Thursday, January 26, 2012

Lewis, lewis bo bewis

In our house we play a lot of word games. A typical dinner-hour will find us enumerating one food/drink/family member/friend/song/dinosaur/you-name-it for every letter of the alphabet.

A is for Argintinasaurus
B is for Brachiosaurus
C is for Compsognathus ...

A is for cousin Amy
B is for uncle Brian
C is for cousin Carrie...

You get the point.

(Note: if your name begins with "O" or "Q" "W" or "Z" could you please marry one of my relatives? Dating or common-law marriage would suffice. Thank you very much.)

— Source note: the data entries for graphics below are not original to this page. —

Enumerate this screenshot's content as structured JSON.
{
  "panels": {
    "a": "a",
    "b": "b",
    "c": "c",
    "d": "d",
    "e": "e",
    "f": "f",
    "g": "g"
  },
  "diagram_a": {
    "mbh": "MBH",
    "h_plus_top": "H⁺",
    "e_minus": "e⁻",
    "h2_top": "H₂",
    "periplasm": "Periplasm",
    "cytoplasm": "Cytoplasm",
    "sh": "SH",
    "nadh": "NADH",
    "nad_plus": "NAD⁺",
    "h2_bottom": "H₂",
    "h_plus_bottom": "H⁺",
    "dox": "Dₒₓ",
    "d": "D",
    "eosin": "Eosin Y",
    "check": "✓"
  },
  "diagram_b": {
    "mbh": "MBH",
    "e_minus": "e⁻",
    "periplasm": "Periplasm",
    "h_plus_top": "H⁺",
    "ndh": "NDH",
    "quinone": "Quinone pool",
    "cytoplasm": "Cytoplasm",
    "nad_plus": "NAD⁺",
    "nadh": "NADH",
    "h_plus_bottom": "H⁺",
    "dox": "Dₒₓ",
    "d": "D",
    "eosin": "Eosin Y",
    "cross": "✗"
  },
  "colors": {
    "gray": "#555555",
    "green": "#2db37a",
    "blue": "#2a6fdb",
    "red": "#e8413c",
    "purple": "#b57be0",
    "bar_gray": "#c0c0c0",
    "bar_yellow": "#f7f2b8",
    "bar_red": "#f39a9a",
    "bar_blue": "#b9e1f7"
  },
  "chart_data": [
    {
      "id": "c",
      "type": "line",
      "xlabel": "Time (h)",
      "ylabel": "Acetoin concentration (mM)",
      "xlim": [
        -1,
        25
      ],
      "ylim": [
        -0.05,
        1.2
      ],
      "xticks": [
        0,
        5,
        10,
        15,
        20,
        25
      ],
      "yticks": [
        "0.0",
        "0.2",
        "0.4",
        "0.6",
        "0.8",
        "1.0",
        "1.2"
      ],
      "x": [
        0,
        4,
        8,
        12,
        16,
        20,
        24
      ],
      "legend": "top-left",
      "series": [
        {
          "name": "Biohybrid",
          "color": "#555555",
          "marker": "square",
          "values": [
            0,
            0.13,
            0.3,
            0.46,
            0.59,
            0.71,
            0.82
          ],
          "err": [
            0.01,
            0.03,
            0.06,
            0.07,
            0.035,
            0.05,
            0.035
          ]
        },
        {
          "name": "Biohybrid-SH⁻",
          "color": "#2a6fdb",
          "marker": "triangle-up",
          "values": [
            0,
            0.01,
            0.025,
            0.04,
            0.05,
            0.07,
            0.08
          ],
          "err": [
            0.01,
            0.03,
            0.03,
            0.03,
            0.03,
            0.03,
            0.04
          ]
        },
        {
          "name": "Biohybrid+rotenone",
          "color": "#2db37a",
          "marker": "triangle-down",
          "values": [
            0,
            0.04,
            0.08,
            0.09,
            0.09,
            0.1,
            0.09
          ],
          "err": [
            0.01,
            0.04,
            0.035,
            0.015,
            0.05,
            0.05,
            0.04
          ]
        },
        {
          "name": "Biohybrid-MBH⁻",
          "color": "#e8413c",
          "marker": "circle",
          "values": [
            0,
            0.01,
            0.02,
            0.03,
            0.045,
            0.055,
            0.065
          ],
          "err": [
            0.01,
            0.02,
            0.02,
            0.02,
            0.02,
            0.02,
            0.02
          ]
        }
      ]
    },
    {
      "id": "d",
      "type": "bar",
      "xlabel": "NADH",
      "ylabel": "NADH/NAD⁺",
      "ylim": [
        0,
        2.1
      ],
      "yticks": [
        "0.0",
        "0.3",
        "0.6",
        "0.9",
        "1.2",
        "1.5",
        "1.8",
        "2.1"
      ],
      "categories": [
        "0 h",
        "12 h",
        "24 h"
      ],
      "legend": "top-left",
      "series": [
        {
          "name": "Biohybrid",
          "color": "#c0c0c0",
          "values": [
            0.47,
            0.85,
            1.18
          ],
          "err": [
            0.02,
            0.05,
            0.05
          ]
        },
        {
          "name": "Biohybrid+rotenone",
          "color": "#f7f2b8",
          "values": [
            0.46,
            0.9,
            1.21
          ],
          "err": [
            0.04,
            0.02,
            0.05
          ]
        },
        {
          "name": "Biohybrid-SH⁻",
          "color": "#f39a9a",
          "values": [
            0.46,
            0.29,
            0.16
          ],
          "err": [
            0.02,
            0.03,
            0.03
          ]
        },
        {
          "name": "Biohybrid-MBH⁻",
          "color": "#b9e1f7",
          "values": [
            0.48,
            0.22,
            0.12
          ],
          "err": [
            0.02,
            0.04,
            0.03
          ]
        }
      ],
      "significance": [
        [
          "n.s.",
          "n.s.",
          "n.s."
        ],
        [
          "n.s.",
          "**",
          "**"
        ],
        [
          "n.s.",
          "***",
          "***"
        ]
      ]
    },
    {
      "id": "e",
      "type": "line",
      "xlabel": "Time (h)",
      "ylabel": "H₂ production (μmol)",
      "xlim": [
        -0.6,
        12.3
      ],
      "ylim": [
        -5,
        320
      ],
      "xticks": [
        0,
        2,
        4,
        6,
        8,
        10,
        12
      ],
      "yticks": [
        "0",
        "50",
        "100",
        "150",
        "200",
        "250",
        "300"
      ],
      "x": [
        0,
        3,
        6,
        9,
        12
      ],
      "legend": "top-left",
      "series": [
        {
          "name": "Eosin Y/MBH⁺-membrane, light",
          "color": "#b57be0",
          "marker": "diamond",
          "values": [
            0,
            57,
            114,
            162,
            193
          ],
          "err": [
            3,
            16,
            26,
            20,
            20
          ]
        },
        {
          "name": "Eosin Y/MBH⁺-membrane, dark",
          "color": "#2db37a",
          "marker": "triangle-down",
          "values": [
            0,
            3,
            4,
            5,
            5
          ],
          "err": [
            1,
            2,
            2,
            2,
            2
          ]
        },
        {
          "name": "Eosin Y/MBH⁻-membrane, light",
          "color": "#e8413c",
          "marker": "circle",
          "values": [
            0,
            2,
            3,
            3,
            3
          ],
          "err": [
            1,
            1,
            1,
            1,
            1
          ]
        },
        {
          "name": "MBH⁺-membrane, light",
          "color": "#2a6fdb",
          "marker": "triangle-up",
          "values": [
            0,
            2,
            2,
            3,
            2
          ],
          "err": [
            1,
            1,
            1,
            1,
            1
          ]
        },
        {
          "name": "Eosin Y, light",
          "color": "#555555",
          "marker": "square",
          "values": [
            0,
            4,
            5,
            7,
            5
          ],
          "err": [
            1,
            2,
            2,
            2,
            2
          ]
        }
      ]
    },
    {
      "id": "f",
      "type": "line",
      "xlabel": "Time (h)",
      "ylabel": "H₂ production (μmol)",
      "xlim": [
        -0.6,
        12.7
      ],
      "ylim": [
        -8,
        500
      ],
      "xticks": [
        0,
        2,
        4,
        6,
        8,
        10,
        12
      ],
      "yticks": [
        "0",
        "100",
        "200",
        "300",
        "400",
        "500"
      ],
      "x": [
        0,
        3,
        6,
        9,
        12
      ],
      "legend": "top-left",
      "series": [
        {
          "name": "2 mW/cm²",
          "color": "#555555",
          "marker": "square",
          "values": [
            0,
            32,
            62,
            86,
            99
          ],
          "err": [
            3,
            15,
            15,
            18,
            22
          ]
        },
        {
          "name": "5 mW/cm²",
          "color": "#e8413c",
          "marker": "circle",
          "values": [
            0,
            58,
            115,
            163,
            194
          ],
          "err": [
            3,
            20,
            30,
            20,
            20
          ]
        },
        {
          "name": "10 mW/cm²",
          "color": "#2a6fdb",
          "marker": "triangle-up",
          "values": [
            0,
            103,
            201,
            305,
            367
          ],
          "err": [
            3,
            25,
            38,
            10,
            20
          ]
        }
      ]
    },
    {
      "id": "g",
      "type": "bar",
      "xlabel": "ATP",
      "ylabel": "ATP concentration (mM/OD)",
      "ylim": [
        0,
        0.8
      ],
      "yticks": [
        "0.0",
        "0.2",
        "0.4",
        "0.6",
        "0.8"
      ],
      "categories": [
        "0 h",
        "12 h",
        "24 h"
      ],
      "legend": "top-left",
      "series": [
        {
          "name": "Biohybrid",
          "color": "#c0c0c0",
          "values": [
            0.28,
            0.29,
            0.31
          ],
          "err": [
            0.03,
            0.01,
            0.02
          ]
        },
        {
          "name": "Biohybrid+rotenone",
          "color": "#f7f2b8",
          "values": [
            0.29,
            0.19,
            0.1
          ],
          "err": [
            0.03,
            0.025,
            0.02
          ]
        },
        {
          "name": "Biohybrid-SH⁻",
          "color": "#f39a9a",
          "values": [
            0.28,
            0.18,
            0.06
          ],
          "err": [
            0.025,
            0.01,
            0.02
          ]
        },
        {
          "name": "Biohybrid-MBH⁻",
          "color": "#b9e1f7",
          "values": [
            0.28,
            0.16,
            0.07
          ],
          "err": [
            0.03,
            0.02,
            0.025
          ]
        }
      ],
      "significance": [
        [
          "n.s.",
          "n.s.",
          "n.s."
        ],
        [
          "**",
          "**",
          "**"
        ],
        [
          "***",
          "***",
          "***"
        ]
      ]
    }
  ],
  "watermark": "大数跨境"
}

My daughter likes to make up a lot of games of this sort. Last night's was called, "What's your food of heaven?"--except that she said it more like "WHAT'S - YOUR - FOOD - OF - HEAVEN-en-en-en-en!" We then had to, in turn, list ingredients in our favourite dishes while the rest of us guessed what the dish was.

Often this type of game then turns into an exercise in creative rhyming or extempore song composition. "Presto pesto! Eat the rest-o. Lest-o we're left-o with lunches."

This morning my friend Maggie posted a link to a super-duper word game invented by none other than that master wordsmith himself, Lewis Carroll. The game is called doublets and it involves taking a word, changing a single letter to make it another word and continuing on down the line to create quite another concept altogether. From what I can glean, doublets is like a clever, intentional version of telephone.


The link Maggie directed me too is Bookmaking for Kids, a fantastic site rife with all sorts of creative ideas. In today's post they've paid tribute to doublets by posting a handy-dandy pdf that lets you print out a version of the game in small book format. I've now got mine sitting by my desk to play later. Getting from point A to point B in this particular version of the game may be too much of a challenge for my newly minted 7-year-old, but that doesn't mean we can't start at any old point A and see where it takes us.

HEAD-HERD-HARD-LARD-LARK... What a lark, I say!

What about you? Do you play word games at home? If so, tell me what your games are like. Do you play math/numbers games? Please share because we sure could use some pointers in our wordy house on that front.